A parashá desta semana inicia com a famosa e enigmática cerimônia da vaca vermelha, que é oferecida como uma oferta de purificação que, neste caso, descontamina a impureza da morte. O sangue - que é o portador da vida - é o que descontamina da impureza da morte, tornando possível que esta pessoa volte aos seus atos cotidianos, e sua vida espiritual plena. De acordo com o rabino Yitz Greenberg “Em linguagem simbólica, esta é a mensagem repetida e fundamental de nossa tradição, que o humano deve se livrar da morte e agir, trabalhar e viver do lado da vida e na criação de vida no mundo”.[i]


De maneira intrigante, logo em seguida, o texto bíblico informa acerca da morte de Miriam. De maneira direta e sem emoção: “E morreu Miriam lá e foi enterrada lá.”[ii]. O texto bíblico não fala do luto por Miriam, a profetisa, que era responsável pela água do povo, que cantava, dançava, tocava tamborins e liderava. Miriam, que ajudou a salvar a vida do irmão e teve tantos outros papéis importantes, simplesmente se vai. “E a comunidade estava sem água” é a próxima frase do texto bíblico.

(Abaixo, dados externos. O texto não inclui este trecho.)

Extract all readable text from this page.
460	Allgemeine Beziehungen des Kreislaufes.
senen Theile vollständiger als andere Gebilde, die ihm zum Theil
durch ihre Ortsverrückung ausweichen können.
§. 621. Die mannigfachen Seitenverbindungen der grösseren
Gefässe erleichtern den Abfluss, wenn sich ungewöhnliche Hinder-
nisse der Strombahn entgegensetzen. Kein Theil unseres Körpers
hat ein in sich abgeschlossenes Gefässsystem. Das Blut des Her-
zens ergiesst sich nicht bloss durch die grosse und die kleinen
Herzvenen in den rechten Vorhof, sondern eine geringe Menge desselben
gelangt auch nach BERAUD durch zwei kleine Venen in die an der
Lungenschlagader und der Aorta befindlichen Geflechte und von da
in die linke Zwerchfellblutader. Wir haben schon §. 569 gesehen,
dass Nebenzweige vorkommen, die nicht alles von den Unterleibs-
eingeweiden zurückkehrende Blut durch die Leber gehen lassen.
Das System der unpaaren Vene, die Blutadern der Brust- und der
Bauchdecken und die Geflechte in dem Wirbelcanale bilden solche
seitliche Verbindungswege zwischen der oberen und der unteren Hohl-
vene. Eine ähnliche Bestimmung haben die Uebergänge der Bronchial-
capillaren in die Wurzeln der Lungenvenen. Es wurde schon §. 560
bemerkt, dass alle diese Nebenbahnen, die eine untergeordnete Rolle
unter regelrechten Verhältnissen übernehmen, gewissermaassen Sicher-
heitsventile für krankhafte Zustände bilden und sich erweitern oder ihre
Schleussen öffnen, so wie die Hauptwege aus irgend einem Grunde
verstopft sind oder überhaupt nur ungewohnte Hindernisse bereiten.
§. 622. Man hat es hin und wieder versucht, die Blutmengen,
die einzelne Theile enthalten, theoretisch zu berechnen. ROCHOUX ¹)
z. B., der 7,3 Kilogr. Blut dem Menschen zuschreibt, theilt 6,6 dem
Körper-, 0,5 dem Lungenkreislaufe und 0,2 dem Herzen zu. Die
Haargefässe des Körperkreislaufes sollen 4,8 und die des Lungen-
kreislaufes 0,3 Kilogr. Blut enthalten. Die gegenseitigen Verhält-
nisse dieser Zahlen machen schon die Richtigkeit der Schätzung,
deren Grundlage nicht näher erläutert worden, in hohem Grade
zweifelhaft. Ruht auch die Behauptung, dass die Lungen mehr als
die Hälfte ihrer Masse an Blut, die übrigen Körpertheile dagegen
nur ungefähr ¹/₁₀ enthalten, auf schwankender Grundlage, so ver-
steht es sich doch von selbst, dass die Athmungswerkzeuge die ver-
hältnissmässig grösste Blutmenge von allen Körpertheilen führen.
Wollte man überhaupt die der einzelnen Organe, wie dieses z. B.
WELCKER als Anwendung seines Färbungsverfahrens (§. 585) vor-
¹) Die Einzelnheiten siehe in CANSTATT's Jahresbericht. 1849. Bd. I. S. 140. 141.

A rabina Audrey Pollak ensina que “há uma ligação direta entre a falta de luto pela morte de Miriam e a falta de água: “Na verdade, porque eles não derramaram lágrimas pela perda de Miriam, a fonte de sua água secou, pois era como se o mérito dela não importasse para eles.” A comparação da falta de lágrimas do povo, as bochechas estavam secas, com a declaração “a comunidade estava sem água” dá um significado mais profundo à passagem.”[iii]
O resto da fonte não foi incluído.